Constance Economus and Max Loeb are only sophomores and already they’re already planning for their future.

“I’ve kind of found a path that I somewhat know that I want to be on,” Economus said.

Loeb currently runs his own sports blog and wants to continue to do that.

Before taking a social entrepreneurship class this semester, both students were ready to take on the world as young business owners or so they thought.

“I didn't realize how much goes into it,” Economus said.

Their professor called it the “Food Buggy or Truck Project." In just three short months, their assigned groups had to come up with business plans for an actual food truck right here in Cleveland.

“I definitely have a newfound appreciation and respect for these owners. I can't even imagine going about owning a business amidst all this,” Loeb said.

The food truck is 7 by 12 feet big and was customized specifically for the food truck project. In the spring, the business plans & food menus this semester of students like Economus and Loeb worked on will come to life.
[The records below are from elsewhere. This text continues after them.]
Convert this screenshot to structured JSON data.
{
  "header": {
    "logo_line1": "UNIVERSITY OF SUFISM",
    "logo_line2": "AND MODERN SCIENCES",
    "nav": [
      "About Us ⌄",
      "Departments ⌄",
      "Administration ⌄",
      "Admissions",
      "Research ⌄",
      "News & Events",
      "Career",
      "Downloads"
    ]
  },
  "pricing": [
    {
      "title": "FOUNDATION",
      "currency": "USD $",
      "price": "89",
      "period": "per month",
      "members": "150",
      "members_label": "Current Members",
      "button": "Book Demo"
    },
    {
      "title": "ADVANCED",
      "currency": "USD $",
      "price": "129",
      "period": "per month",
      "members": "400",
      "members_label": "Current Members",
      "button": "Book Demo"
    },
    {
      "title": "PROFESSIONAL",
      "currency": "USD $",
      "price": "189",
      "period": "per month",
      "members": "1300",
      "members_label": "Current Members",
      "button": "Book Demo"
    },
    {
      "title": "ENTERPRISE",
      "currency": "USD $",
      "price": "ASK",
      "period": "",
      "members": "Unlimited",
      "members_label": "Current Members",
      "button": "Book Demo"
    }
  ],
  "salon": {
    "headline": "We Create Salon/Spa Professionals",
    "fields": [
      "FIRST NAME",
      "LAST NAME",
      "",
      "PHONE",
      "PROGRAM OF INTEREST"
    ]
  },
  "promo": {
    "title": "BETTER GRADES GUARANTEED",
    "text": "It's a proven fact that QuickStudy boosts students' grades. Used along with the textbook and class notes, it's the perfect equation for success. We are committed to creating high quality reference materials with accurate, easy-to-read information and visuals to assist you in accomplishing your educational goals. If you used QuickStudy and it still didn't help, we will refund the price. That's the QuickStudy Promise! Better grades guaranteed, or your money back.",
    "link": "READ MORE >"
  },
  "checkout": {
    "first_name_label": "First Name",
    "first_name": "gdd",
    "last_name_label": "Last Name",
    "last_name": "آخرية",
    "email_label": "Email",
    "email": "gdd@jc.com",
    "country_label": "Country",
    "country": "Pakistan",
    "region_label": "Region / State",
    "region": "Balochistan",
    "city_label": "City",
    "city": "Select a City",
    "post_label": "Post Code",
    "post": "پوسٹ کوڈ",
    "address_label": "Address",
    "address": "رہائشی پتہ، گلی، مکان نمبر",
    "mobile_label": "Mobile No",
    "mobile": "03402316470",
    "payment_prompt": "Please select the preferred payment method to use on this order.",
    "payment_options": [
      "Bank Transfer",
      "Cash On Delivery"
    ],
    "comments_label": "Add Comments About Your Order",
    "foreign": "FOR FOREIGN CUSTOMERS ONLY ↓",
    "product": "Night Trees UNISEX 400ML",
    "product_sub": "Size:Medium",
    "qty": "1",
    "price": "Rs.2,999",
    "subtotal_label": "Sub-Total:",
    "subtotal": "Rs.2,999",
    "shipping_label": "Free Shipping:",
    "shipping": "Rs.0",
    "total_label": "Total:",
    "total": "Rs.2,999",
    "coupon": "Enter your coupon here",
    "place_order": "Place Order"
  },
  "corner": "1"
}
They’ll leave those plans in the hands of a new batch of students who will take the truck and those plans out into the community to serve a greater purpose.

“This very project can meet new needs and emerging needs in the city,” said Katherine Feely, Director of the Center for Service and Social Action at John Carroll University. “The students will run this as a for-profit business, will feed the lunch crowd and they’ll use those proceeds to cover the costs for meals for those who are homeless.”

Feely is the one who founds the food truck and bought it with donation money gifted to the university.

"I’m so inspired by this generation of students because they are creative, they’re passionate, they’re curious and they really want to make a difference in the community," she said. "They’ve taken hold of this project and have run with it in ways that we couldn’t have anticipated."

Understanding the power in giving back and the importance of serving others is what Loeb and Economus say they didn’t fully understand at first, but now both of them are vowing to make it apart of their own business plans after graduation.

"The greater purpose needs to be served in whatever I do," Loeb said.